Читаем The Emperor of Everything полностью

Ruiz hesitated. His deepest suspicions were aroused. How could he meet a man who masked himself as Remint y’Yubere, without wondering if a trap had been set especially for him? On the other hand, could his enemies be so stupid as to assume that he would enter the mythagogue’s den trustingly? That was hard to believe; he had never been a man who attracted stupid enemies, unfortunately.

Furthermore, how could his enemies have known he would appear in exactly this place, so that such a complicated trap could be laid? For all that he thought he understood Remint, he could not bring himself to believe that his motivations could possibly be so transparent to the slayer. Why not? asked a small rebellious voice, but he suppressed it and stepped forward with a credit wafer in his hand.

“I’m such a one,” he said.

The skinmask was not animated, so there could be no expression for Ruiz to read, but he had the eerie sensation that the mythagogue smiled beneath the dead plastic. “I know,” said the man in a soft voice, and held out his hand for the wafer.

He stepped down from his stool and went inside, limping a bit, the servomotors in his legs whining. He paused with his hand on the curtain, and when Ruiz was over the threshold, the mythagogue let it fall shut.

The myth-maker gestured to a straight-backed wooden chair and settled himself on a padded bench. The little chamber was very dark, the walls hung with tapestries so faded and gray that Ruiz couldn’t tell what they depicted, though gold thread occasionally threw back a subdued glitter from the light of the single yellow lamp that burned on a small table set to the side.

A narrow door led to the mythagogue’s living quarters, and Ruiz stepped to it in one swift stride. He listened at the door for a moment, heard nothing, felt nothing.

“He’s not there,” said the mythagogue.

“Who?” asked Ruiz, the hair lifting on the back of his neck.

The mythagogue laughed, a dry scratchy sound. “Who else? Remint y’Yubere, whose blood you seek.”

Ruiz pressed back against the wall, fighting panic and a curious prideful anger. “How could you know this?”

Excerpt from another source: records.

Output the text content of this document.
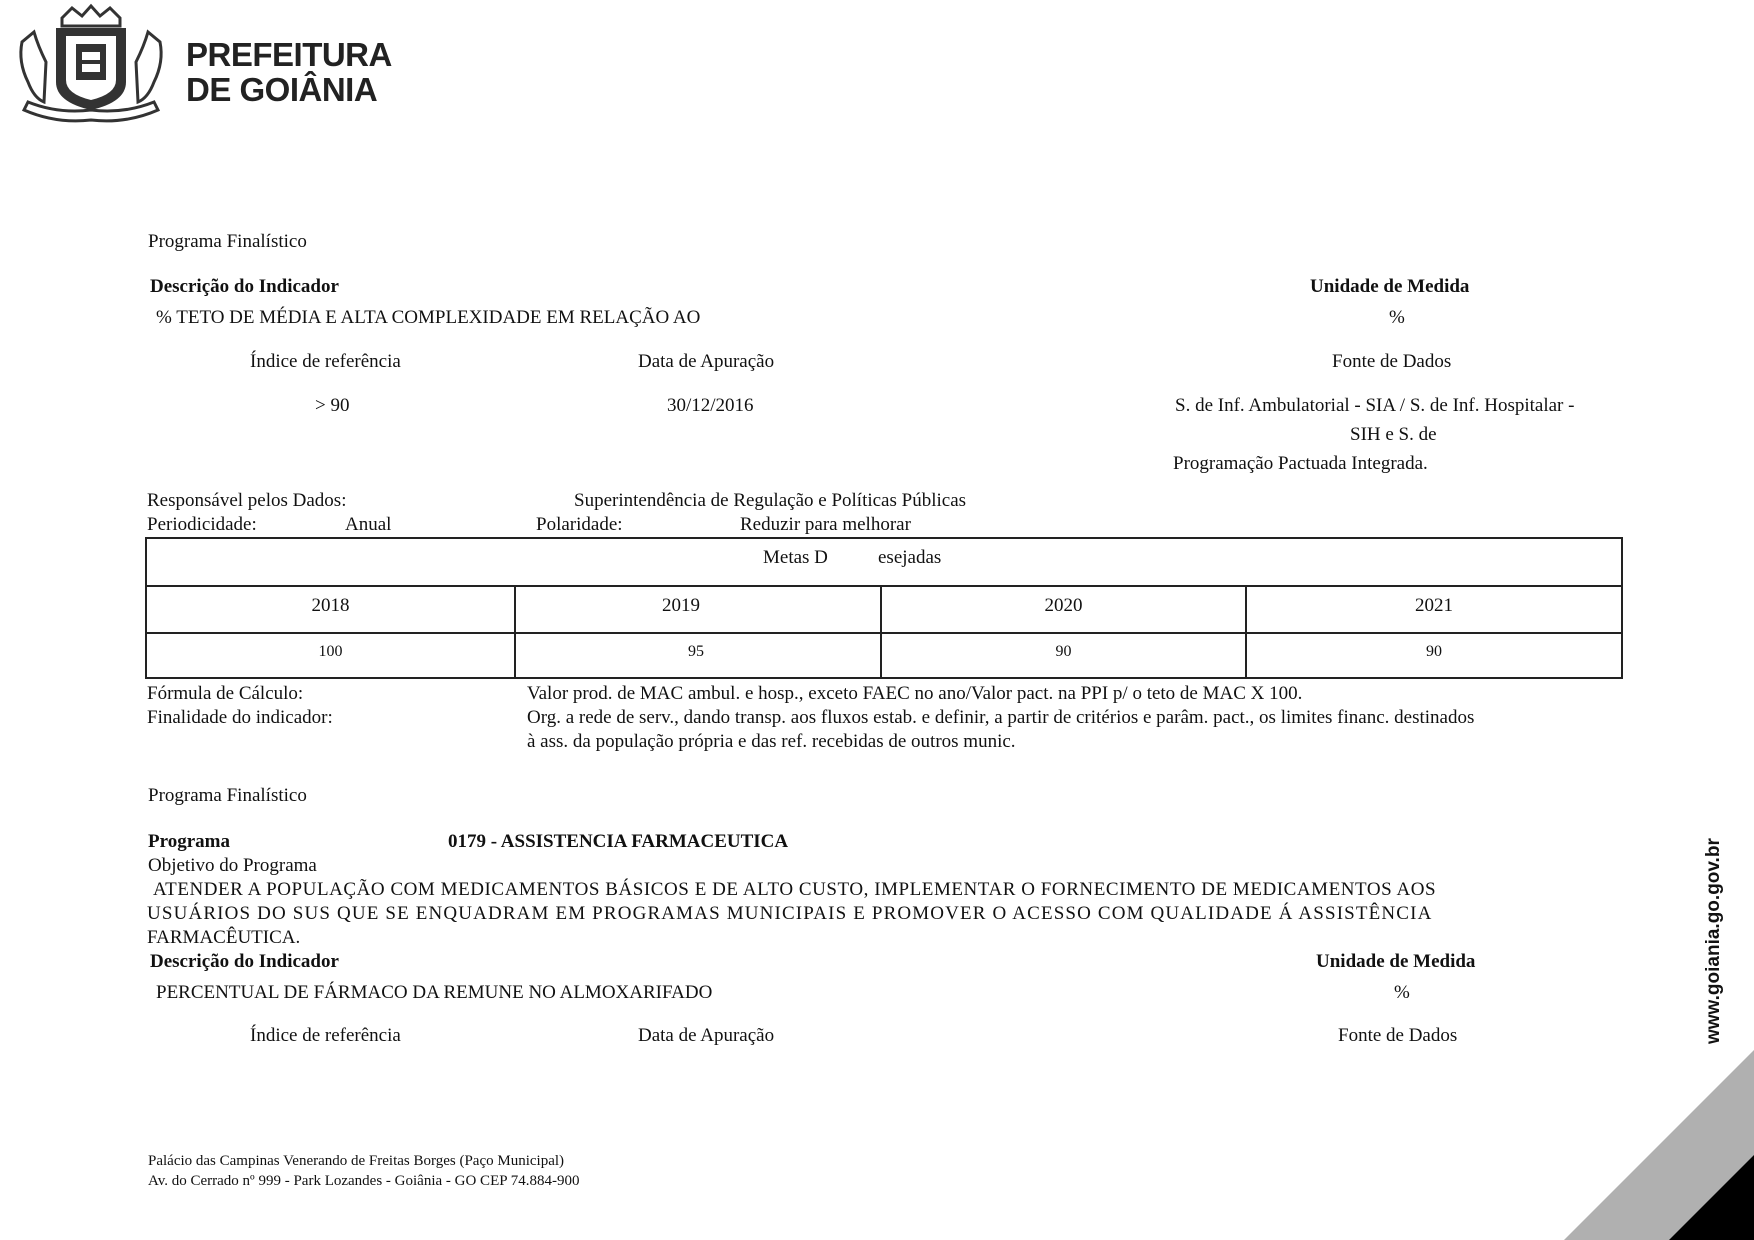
PREFEITURA
DE GOIÂNIA
Programa Finalístico
Descrição do Indicador	Unidade de Medida
% TETO DE MÉDIA E ALTA COMPLEXIDADE EM RELAÇÃO AO	%
Índice de referência	Data de Apuração	Fonte de Dados
> 90	30/12/2016	S. de Inf. Ambulatorial - SIA / S. de Inf. Hospitalar -
SIH e S. de
Programação Pactuada Integrada.
Responsável pelos Dados:	Superintendência de Regulação e Políticas Públicas
Periodicidade:	Anual	Polaridade:	Reduzir para melhorar
Metas D	esejadas
2018	2019	2020	2021
100	95	90	90
Fórmula de Cálculo:	Valor prod. de MAC ambul. e hosp., exceto FAEC no ano/Valor pact. na PPI p/ o teto de MAC X 100.
Finalidade do indicador:	Org. a rede de serv., dando transp. aos fluxos estab. e definir, a partir de critérios e parâm. pact., os limites financ. destinados
à ass. da população própria e das ref. recebidas de outros munic.
Programa Finalístico
Programa	0179 - ASSISTENCIA FARMACEUTICA
Objetivo do Programa
ATENDER A POPULAÇÃO COM MEDICAMENTOS BÁSICOS E DE ALTO CUSTO, IMPLEMENTAR O FORNECIMENTO DE MEDICAMENTOS AOS
USUÁRIOS DO SUS QUE SE ENQUADRAM EM PROGRAMAS MUNICIPAIS E PROMOVER O ACESSO COM QUALIDADE Á ASSISTÊNCIA
FARMACÊUTICA.
Descrição do Indicador	Unidade de Medida
PERCENTUAL DE FÁRMACO DA REMUNE NO ALMOXARIFADO	%
Índice de referência	Data de Apuração	Fonte de Dados
Palácio das Campinas Venerando de Freitas Borges (Paço Municipal)
Av. do Cerrado nº 999 - Park Lozandes - Goiânia - GO CEP 74.884-900
www.goiania.go.gov.br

The mythagogue laughed again, this time more wildly. “It boils off you, your need for him, like a great violent stink — as anyone could tell. Your shadow is full of his shape, as only I can sense. Besides, he told me you would come here, and here you are, unmistakable.”

Ruiz drew a pin knife from his boot. “What else did he tell you?”

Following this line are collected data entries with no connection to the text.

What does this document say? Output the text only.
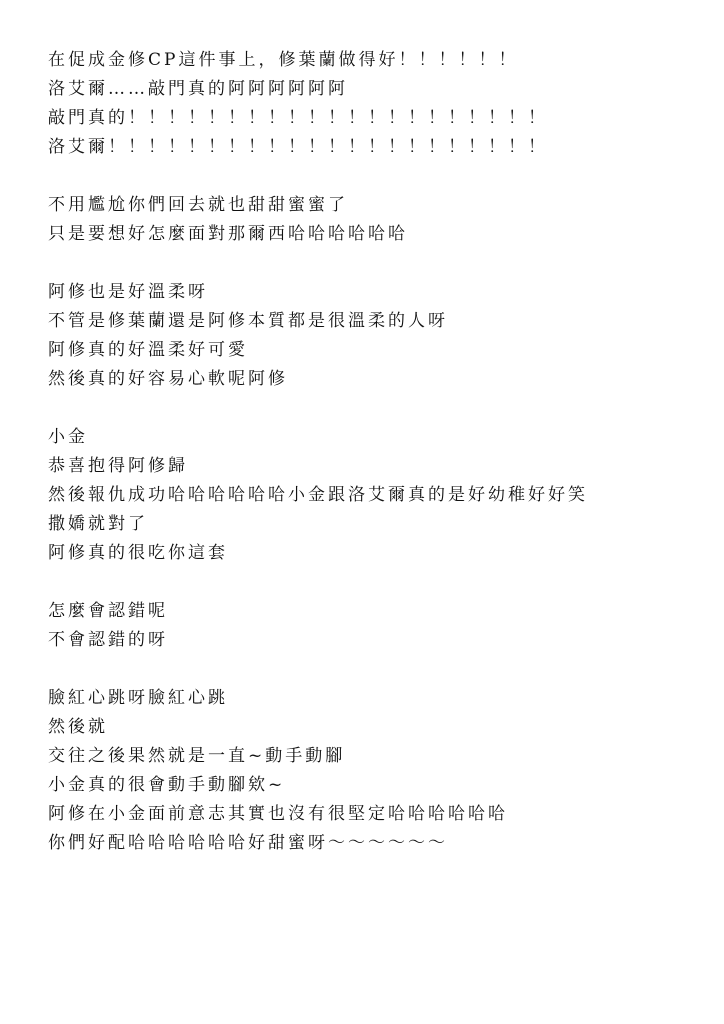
在促成金修CP這件事上，修葉蘭做得好！！！！！！
洛艾爾……敲門真的阿阿阿阿阿阿
敲門真的！！！！！！！！！！！！！！！！！！！！！
洛艾爾！！！！！！！！！！！！！！！！！！！！！！
不用尷尬你們回去就也甜甜蜜蜜了
只是要想好怎麼面對那爾西哈哈哈哈哈哈
阿修也是好溫柔呀
不管是修葉蘭還是阿修本質都是很溫柔的人呀
阿修真的好溫柔好可愛
然後真的好容易心軟呢阿修
小金
恭喜抱得阿修歸
然後報仇成功哈哈哈哈哈哈小金跟洛艾爾真的是好幼稚好好笑
撒嬌就對了
阿修真的很吃你這套
怎麼會認錯呢
不會認錯的呀
臉紅心跳呀臉紅心跳
然後就
交往之後果然就是一直~動手動腳
小金真的很會動手動腳欸~
阿修在小金面前意志其實也沒有很堅定哈哈哈哈哈哈
你們好配哈哈哈哈哈哈好甜蜜呀～～～～～～
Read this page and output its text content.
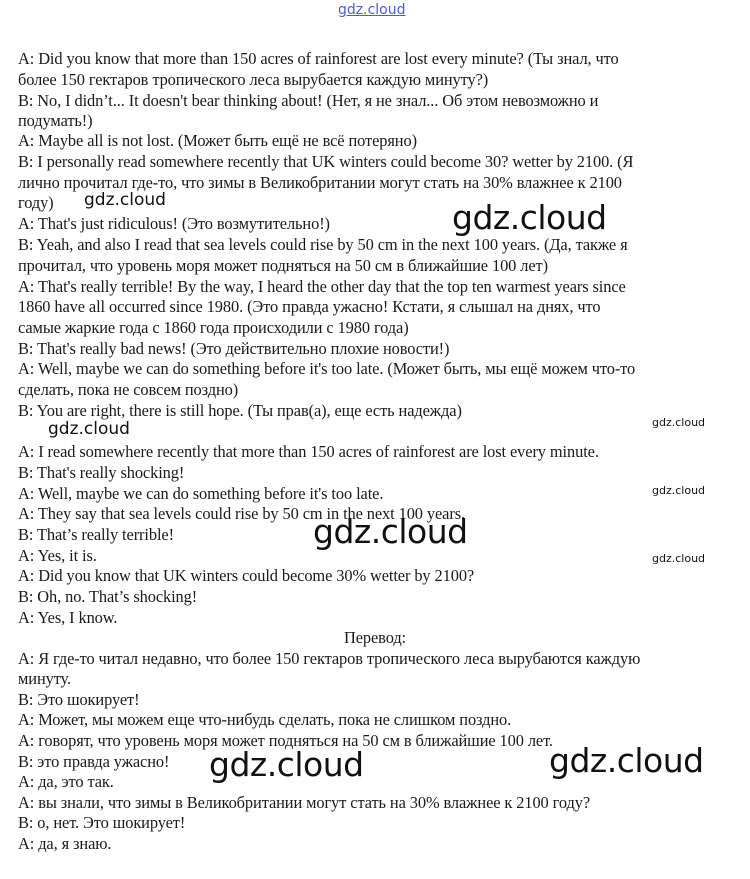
gdz.cloud
A: Did you know that more than 150 acres of rainforest are lost every minute? (Ты знал, что
более 150 гектаров тропического леса вырубается каждую минуту?)
B: No, I didn’t... It doesn't bear thinking about! (Нет, я не знал... Об этом невозможно и
подумать!)
A: Maybe all is not lost. (Может быть ещё не всё потеряно)
B: I personally read somewhere recently that UK winters could become 30? wetter by 2100. (Я
лично прочитал где-то, что зимы в Великобритании могут стать на 30% влажнее к 2100
году)
A: That's just ridiculous! (Это возмутительно!)
B: Yeah, and also I read that sea levels could rise by 50 cm in the next 100 years. (Да, также я
прочитал, что уровень моря может подняться на 50 см в ближайшие 100 лет)
A: That's really terrible! By the way, I heard the other day that the top ten warmest years since
1860 have all occurred since 1980. (Это правда ужасно! Кстати, я слышал на днях, что
самые жаркие года с 1860 года происходили с 1980 года)
B: That's really bad news! (Это действительно плохие новости!)
A: Well, maybe we can do something before it's too late. (Может быть, мы ещё можем что-то
сделать, пока не совсем поздно)
B: You are right, there is still hope. (Ты прав(а), еще есть надежда)
A: I read somewhere recently that more than 150 acres of rainforest are lost every minute.
B: That's really shocking!
A: Well, maybe we can do something before it's too late.
A: They say that sea levels could rise by 50 cm in the next 100 years.
B: That’s really terrible!
A: Yes, it is.
A: Did you know that UK winters could become 30% wetter by 2100?
B: Oh, no. That’s shocking!
A: Yes, I know.
Перевод:
А: Я где-то читал недавно, что более 150 гектаров тропического леса вырубаются каждую
минуту.
В: Это шокирует!
А: Может, мы можем еще что-нибудь сделать, пока не слишком поздно.
А: говорят, что уровень моря может подняться на 50 см в ближайшие 100 лет.
В: это правда ужасно!
А: да, это так.
А: вы знали, что зимы в Великобритании могут стать на 30% влажнее к 2100 году?
В: о, нет. Это шокирует!
А: да, я знаю.
gdz.cloud	gdz.cloud
gdz.cloud	gdz.cloud
gdz.cloud
gdz.cloud
gdz.cloud
gdz.cloud	gdz.cloud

The mythagogue shook his masked head; once, twice — so violently that the skinmask hung askew, revealing the crudely shaped metal beneath. “He ordered me to hold you here, enthralled by his vast collection of fables, until he could arrange to take you. What else? And I could have done it — have no doubt there! I’d have told you about the Thorn Goddess of Niam and how She found Her heart — rotten though it is. Or why bright flowers spring up in the footsteps of the Cronwerk Demons, and why these cursed blossoms bring madness and death — and why that is good. Or how Thubastable the Loquacious earned His awful name. All of Remint y’Yubere’s favorites.” The blind head came up. “And you’d have listened, if not because of my grand and glorious Voice, then because you hoped to get a clue to his whereabouts, some bit of information that the lords had failed to extract from me.”

A chill moved up Ruiz’s spine. He had the feeling that he was out of his depth, treading water in a murky sea of deception — in which swam an irresistible predator. A sensation of helplessness stole over him, and he felt weak and alone, as though all he could do was kick and flail and wait for the crushing grip of terrible jaws.

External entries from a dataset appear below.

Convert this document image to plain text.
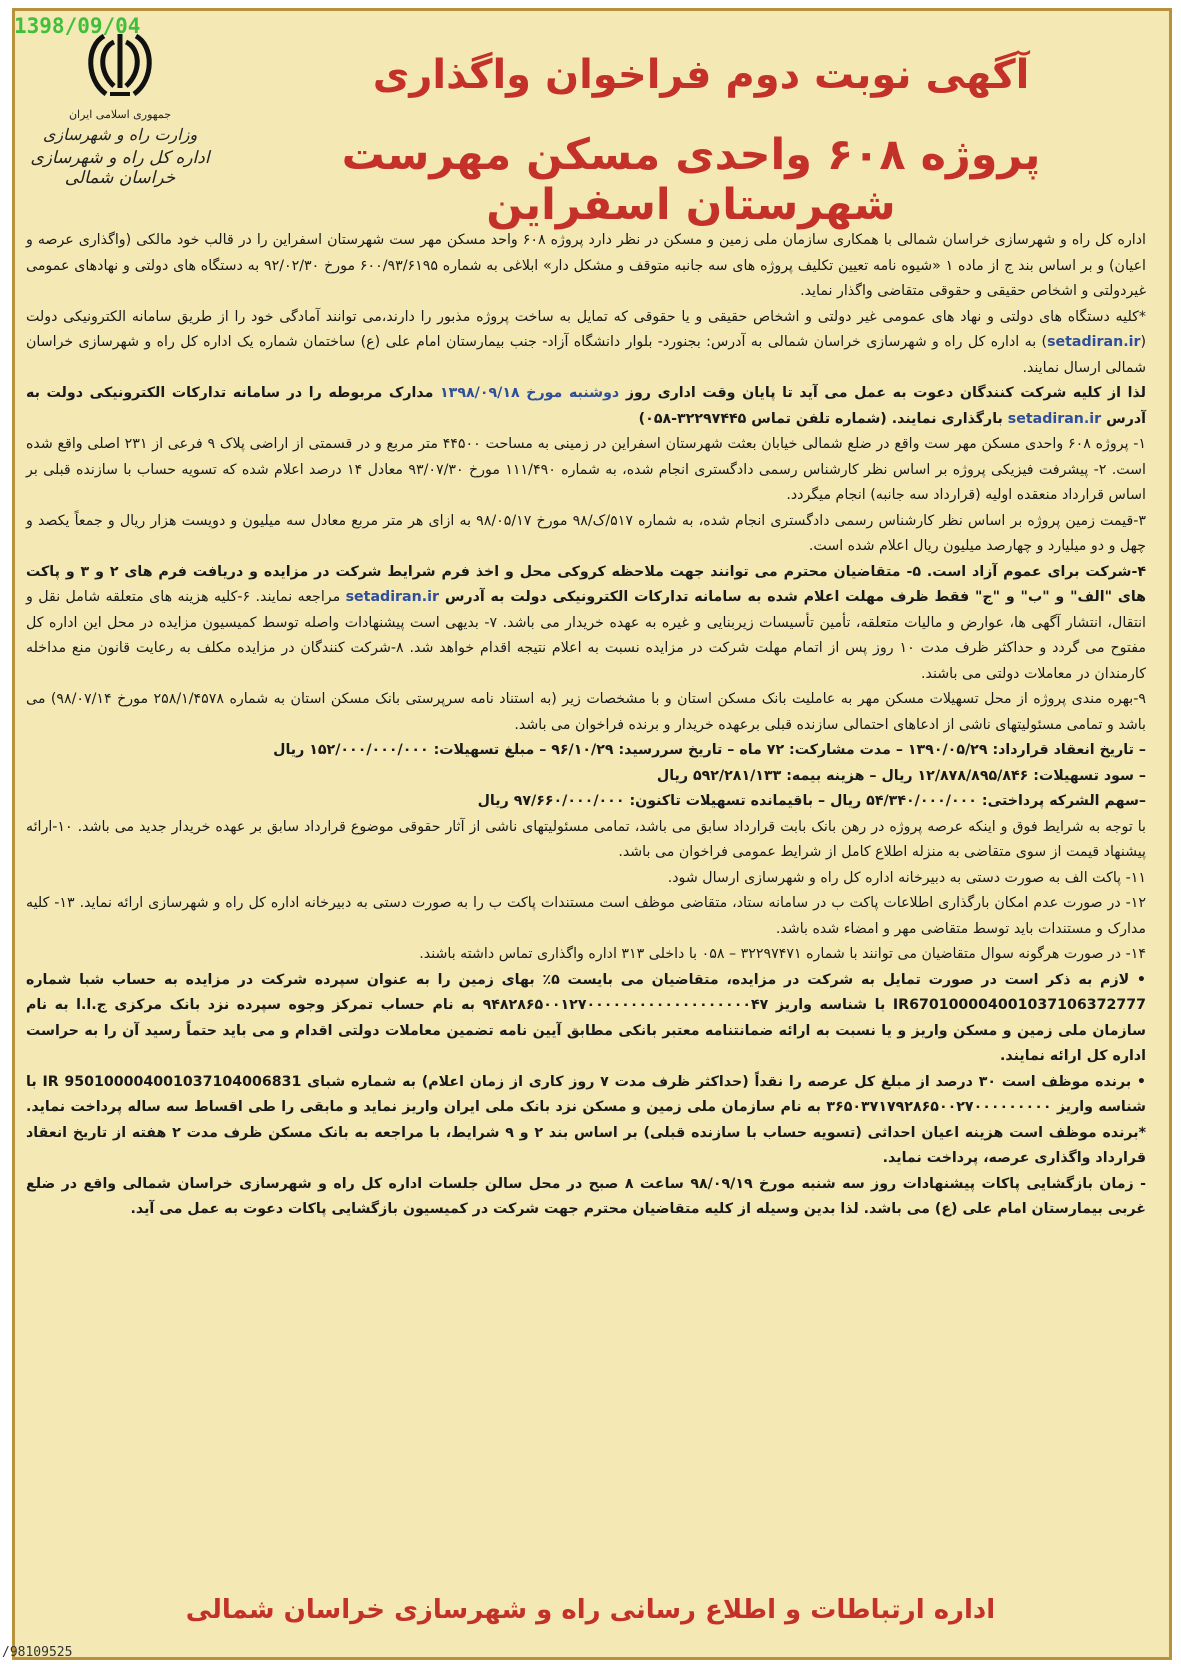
1398/09/04
جمهوری اسلامی ایران
وزارت راه و شهرسازی
اداره کل راه و شهرسازی خراسان شمالی
آگهی نوبت دوم فراخوان واگذاری
پروژه ۶۰۸ واحدی مسکن مهرست شهرستان اسفراین

اداره کل راه و شهرسازی خراسان شمالی با همکاری سازمان ملی زمین و مسکن در نظر دارد پروژه ۶۰۸ واحد مسکن مهر ست شهرستان اسفراین را در قالب خود مالکی (واگذاری عرصه و اعیان) و بر اساس بند ج از ماده ۱ «شیوه نامه تعیین تکلیف پروژه های سه جانبه متوقف و مشکل دار» ابلاغی به شماره ۶۰۰/۹۳/۶۱۹۵ مورخ ۹۲/۰۲/۳۰ به دستگاه های دولتی و نهادهای عمومی غیردولتی و اشخاص حقیقی و حقوقی متقاضی واگذار نماید.

*کلیه دستگاه های دولتی و نهاد های عمومی غیر دولتی و اشخاص حقیقی و یا حقوقی که تمایل به ساخت پروژه مذبور را دارند،می توانند آمادگی خود را از طریق سامانه الکترونیکی دولت (setadiran.ir) به اداره کل راه و شهرسازی خراسان شمالی به آدرس: بجنورد- بلوار دانشگاه آزاد- جنب بیمارستان امام علی (ع) ساختمان شماره یک اداره کل راه و شهرسازی خراسان شمالی ارسال نمایند.

لذا از کلیه شرکت کنندگان دعوت به عمل می آید تا پایان وقت اداری روز دوشنبه مورخ ۱۳۹۸/۰۹/۱۸ مدارک مربوطه را در سامانه تدارکات الکترونیکی دولت به آدرس setadiran.ir بارگذاری نمایند. (شماره تلفن تماس ۳۲۲۹۷۴۴۵-۰۵۸)

۱- پروژه ۶۰۸ واحدی مسکن مهر ست واقع در ضلع شمالی خیابان بعثت شهرستان اسفراین در زمینی به مساحت ۴۴۵۰۰ متر مربع و در قسمتی از اراضی پلاک ۹ فرعی از ۲۳۱ اصلی واقع شده است. ۲- پیشرفت فیزیکی پروژه بر اساس نظر کارشناس رسمی دادگستری انجام شده، به شماره ۱۱۱/۴۹۰ مورخ ۹۳/۰۷/۳۰ معادل ۱۴ درصد اعلام شده که تسویه حساب با سازنده قبلی بر اساس قرارداد منعقده اولیه (قرارداد سه جانبه) انجام میگردد.

۳-قیمت زمین پروژه بر اساس نظر کارشناس رسمی دادگستری انجام شده، به شماره ۵۱۷/ک/۹۸ مورخ ۹۸/۰۵/۱۷ به ازای هر متر مربع معادل سه میلیون و دویست هزار ریال و جمعاً یکصد و چهل و دو میلیارد و چهارصد میلیون ریال اعلام شده است.

۴-شرکت برای عموم آزاد است. ۵- متقاضیان محترم می توانند جهت ملاحظه کروکی محل و اخذ فرم شرایط شرکت در مزایده و دریافت فرم های ۲ و ۳ و پاکت های "الف" و "ب" و "ج" فقط ظرف مهلت اعلام شده به سامانه تدارکات الکترونیکی دولت به آدرس setadiran.ir مراجعه نمایند. ۶-کلیه هزینه های متعلقه شامل نقل و انتقال، انتشار آگهی ها، عوارض و مالیات متعلقه، تأمین تأسیسات زیربنایی و غیره به عهده خریدار می باشد. ۷- بدیهی است پیشنهادات واصله توسط کمیسیون مزایده در محل این اداره کل مفتوح می گردد و حداکثر ظرف مدت ۱۰ روز پس از اتمام مهلت شرکت در مزایده نسبت به اعلام نتیجه اقدام خواهد شد. ۸-شرکت کنندگان در مزایده مکلف به رعایت قانون منع مداخله کارمندان در معاملات دولتی می باشند.

۹-بهره مندی پروژه از محل تسهیلات مسکن مهر به عاملیت بانک مسکن استان و با مشخصات زیر (به استناد نامه سرپرستی بانک مسکن استان به شماره ۲۵۸/۱/۴۵۷۸ مورخ ۹۸/۰۷/۱۴) می باشد و تمامی مسئولیتهای ناشی از ادعاهای احتمالی سازنده قبلی برعهده خریدار و برنده فراخوان می باشد.

– تاریخ انعقاد قرارداد: ۱۳۹۰/۰۵/۲۹ – مدت مشارکت: ۷۲ ماه – تاریخ سررسید: ۹۶/۱۰/۲۹ – مبلغ تسهیلات: ۱۵۲/۰۰۰/۰۰۰/۰۰۰ ریال

– سود تسهیلات: ۱۲/۸۷۸/۸۹۵/۸۴۶ ریال – هزینه بیمه: ۵۹۲/۲۸۱/۱۳۳ ریال

–سهم الشرکه پرداختی: ۵۴/۳۴۰/۰۰۰/۰۰۰ ریال – باقیمانده تسهیلات تاکنون: ۹۷/۶۶۰/۰۰۰/۰۰۰ ریال

با توجه به شرایط فوق و اینکه عرصه پروژه در رهن بانک بابت قرارداد سابق می باشد، تمامی مسئولیتهای ناشی از آثار حقوقی موضوع قرارداد سابق بر عهده خریدار جدید می باشد. ۱۰-ارائه پیشنهاد قیمت از سوی متقاضی به منزله اطلاع کامل از شرایط عمومی فراخوان می باشد.

۱۱- پاکت الف به صورت دستی به دبیرخانه اداره کل راه و شهرسازی ارسال شود.

۱۲- در صورت عدم امکان بارگذاری اطلاعات پاکت ب در سامانه ستاد، متقاضی موظف است مستندات پاکت ب را به صورت دستی به دبیرخانه اداره کل راه و شهرسازی ارائه نماید. ۱۳- کلیه مدارک و مستندات باید توسط متقاضی مهر و امضاء شده باشد.

۱۴- در صورت هرگونه سوال متقاضیان می توانند با شماره ۳۲۲۹۷۴۷۱ – ۰۵۸ با داخلی ۳۱۳ اداره واگذاری تماس داشته باشند.

• لازم به ذکر است در صورت تمایل به شرکت در مزایده، متقاضیان می بایست ۵٪ بهای زمین را به عنوان سپرده شرکت در مزایده به حساب شبا شماره IR670100004001037106372777 با شناسه واریز ۹۴۸۲۸۶۵۰۰۱۲۷۰۰۰۰۰۰۰۰۰۰۰۰۰۰۰۰۰۰۰۴۷ به نام حساب تمرکز وجوه سپرده نزد بانک مرکزی ج.ا.ا به نام سازمان ملی زمین و مسکن واریز و یا نسبت به ارائه ضمانتنامه معتبر بانکی مطابق آیین نامه تضمین معاملات دولتی اقدام و می باید حتماً رسید آن را به حراست اداره کل ارائه نمایند.

• برنده موظف است ۳۰ درصد از مبلغ کل عرصه را نقداً (حداکثر ظرف مدت ۷ روز کاری از زمان اعلام) به شماره شبای IR 950100004001037104006831 با شناسه واریز ۳۶۵۰۳۷۱۷۹۲۸۶۵۰۰۲۷۰۰۰۰۰۰۰۰۰ به نام سازمان ملی زمین و مسکن نزد بانک ملی ایران واریز نماید و مابقی را طی اقساط سه ساله پرداخت نماید. *برنده موظف است هزینه اعیان احداثی (تسویه حساب با سازنده قبلی) بر اساس بند ۲ و ۹ شرایط، با مراجعه به بانک مسکن ظرف مدت ۲ هفته از تاریخ انعقاد قرارداد واگذاری عرصه، پرداخت نماید.

- زمان بازگشایی پاکات پیشنهادات روز سه شنبه مورخ ۹۸/۰۹/۱۹ ساعت ۸ صبح در محل سالن جلسات اداره کل راه و شهرسازی خراسان شمالی واقع در ضلع غربی بیمارستان امام علی (ع) می باشد. لذا بدین وسیله از کلیه متقاضیان محترم جهت شرکت در کمیسیون بازگشایی پاکات دعوت به عمل می آید.

اداره ارتباطات و اطلاع رسانی راه و شهرسازی خراسان شمالی
/98109525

No. “And what did the lords learn from you?” asked Ruiz.

The mythagogue shrugged. “Nothing of importance. Listen! Go to the curtain and look out, carefully. Do you see her, a woman with steel feet?”

Ruiz remembered the tall naked woman. He stepped across the room and looked out through a tiny rip in the fabric.

She was on the far side of the rotunda, standing still, looking directly toward him across the pool.

“You see her? She’s a puppet of the lords. She wears steel on her feet, and smells of sex, blood, and some sweet powder — though I cannot describe her elsewise. What does she look like? Is she beautiful? I think she must be…. She was with them when they interrogated me, and I felt her pleasure in it.”

Ruiz drew back and went again to the door to the living quarters. He started to ease the door open.

“No!” said the mythagogue urgently. “He has a spy bead within, and one out in the rotunda. He would also have one in here, except the the Wind places a high premium on client confidentiality, and has installed very good antisurveillance tech in here.”

“Why do you tell me these things?” asked Ruiz.